We have reported that neurogenic relaxation of the canine duodenum (Toda et al., 1990, Toda et al., 1991, Toda et al., 1992) and the sphincter of Oddi (Tanobe et al., 1995) is mediated exclusively by NO or its stable analog, such as S-nitroso thiol, that possibly activates guanylate cyclase in smooth muscle and increases the production of cyclic GMP (Toda et al., 1992). However, our preliminary study of the isolated canine colon suggested that relaxations induced by nerve stimulation are mediated not only by NO but also by other inhibitory factors.

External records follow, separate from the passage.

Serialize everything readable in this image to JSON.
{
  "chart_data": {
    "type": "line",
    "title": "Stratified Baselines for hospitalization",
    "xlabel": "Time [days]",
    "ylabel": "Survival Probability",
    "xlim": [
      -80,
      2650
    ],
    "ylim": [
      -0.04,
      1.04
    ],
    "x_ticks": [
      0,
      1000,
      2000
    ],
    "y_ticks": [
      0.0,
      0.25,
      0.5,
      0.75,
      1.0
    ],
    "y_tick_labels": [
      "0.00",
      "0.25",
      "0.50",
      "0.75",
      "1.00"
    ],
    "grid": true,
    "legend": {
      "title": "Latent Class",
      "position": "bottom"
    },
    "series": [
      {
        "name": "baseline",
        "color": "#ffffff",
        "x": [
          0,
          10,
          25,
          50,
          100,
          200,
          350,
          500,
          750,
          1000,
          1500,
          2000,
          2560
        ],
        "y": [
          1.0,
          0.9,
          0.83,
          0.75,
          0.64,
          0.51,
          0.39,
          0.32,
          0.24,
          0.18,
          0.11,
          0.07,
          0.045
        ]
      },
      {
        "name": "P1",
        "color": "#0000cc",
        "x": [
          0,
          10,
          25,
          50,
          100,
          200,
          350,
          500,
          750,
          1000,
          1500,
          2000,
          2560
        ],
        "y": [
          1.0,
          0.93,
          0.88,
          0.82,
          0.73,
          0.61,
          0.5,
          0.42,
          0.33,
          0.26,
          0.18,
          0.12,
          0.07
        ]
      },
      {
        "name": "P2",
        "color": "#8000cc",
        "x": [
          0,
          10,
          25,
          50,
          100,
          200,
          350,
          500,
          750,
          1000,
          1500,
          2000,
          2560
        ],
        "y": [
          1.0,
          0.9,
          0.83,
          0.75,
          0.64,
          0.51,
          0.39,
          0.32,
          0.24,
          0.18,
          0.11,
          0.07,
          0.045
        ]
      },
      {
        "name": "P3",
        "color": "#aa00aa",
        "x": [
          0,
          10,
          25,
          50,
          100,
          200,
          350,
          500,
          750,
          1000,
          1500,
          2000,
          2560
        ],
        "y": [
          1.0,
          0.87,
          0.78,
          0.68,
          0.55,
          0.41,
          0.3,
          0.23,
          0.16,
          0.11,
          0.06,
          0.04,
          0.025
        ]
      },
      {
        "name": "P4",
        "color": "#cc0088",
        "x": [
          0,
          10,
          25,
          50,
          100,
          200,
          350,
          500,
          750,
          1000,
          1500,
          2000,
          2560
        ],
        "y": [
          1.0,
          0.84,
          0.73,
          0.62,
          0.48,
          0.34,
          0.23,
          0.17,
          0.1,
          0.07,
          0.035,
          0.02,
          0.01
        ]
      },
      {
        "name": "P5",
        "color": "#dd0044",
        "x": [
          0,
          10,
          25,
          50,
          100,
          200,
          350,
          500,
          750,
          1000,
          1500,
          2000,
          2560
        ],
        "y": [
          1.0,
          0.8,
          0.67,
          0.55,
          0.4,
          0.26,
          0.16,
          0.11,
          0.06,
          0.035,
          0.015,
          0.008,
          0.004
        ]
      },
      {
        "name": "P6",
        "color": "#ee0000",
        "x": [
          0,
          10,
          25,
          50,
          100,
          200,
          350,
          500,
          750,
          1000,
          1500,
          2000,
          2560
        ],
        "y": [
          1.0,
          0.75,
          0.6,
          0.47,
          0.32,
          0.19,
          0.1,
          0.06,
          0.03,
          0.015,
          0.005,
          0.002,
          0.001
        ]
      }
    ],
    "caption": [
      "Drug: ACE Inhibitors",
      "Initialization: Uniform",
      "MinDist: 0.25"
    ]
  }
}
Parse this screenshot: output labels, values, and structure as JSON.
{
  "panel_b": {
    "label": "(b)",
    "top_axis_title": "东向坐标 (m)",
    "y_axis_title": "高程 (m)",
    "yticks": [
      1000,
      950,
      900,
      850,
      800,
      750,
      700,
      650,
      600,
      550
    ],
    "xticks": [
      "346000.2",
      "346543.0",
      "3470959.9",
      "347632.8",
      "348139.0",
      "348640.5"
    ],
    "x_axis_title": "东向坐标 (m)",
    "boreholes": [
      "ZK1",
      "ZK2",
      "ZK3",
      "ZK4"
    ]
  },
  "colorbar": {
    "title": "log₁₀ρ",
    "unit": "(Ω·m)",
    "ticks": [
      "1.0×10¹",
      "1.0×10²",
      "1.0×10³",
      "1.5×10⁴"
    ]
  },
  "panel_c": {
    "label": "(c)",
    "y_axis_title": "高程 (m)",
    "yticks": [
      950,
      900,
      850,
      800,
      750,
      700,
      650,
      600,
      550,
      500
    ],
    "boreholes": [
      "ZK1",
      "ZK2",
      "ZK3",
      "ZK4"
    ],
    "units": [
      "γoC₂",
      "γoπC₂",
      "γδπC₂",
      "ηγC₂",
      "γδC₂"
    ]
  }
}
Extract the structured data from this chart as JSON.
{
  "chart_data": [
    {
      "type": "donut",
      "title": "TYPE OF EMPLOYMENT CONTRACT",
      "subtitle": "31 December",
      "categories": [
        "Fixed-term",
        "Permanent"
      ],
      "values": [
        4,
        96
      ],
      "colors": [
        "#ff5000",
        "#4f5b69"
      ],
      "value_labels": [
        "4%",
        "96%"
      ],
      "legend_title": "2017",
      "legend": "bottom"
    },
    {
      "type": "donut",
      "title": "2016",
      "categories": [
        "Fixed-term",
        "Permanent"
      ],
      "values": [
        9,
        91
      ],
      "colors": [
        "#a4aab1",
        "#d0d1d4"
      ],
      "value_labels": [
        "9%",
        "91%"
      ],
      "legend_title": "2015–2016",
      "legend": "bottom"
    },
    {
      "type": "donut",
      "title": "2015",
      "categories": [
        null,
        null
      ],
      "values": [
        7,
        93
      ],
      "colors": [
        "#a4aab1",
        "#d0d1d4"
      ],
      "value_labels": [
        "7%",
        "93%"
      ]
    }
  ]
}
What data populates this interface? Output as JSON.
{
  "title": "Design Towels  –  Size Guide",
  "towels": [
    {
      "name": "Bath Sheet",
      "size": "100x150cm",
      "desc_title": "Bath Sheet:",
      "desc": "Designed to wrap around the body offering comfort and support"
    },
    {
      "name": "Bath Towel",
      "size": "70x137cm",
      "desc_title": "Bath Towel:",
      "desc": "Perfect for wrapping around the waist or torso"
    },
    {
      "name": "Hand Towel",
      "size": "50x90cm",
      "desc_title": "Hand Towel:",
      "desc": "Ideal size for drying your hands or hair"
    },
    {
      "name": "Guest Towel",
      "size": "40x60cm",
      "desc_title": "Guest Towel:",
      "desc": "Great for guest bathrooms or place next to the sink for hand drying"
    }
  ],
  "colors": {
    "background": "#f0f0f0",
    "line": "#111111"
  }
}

The present study was therefore undertaken to analyze the mechanism of the relaxation induced by nerve stimulation with electrical pulses, nicotine and K⁺ in longitudinal muscles of the proximal colon from dogs, in comparison with mechanisms underlying the neurogenic response of the canine duodenum and sphincter of Oddi. We also sought whether enteric substances, such as VIP, cholecystokinin (CCK), calcitonin gene-related peptide (CGRP), peptide YY, galanin, norepinephrine and serotonin, participate in and/or modulate the inhibitory response to nerve stimulation.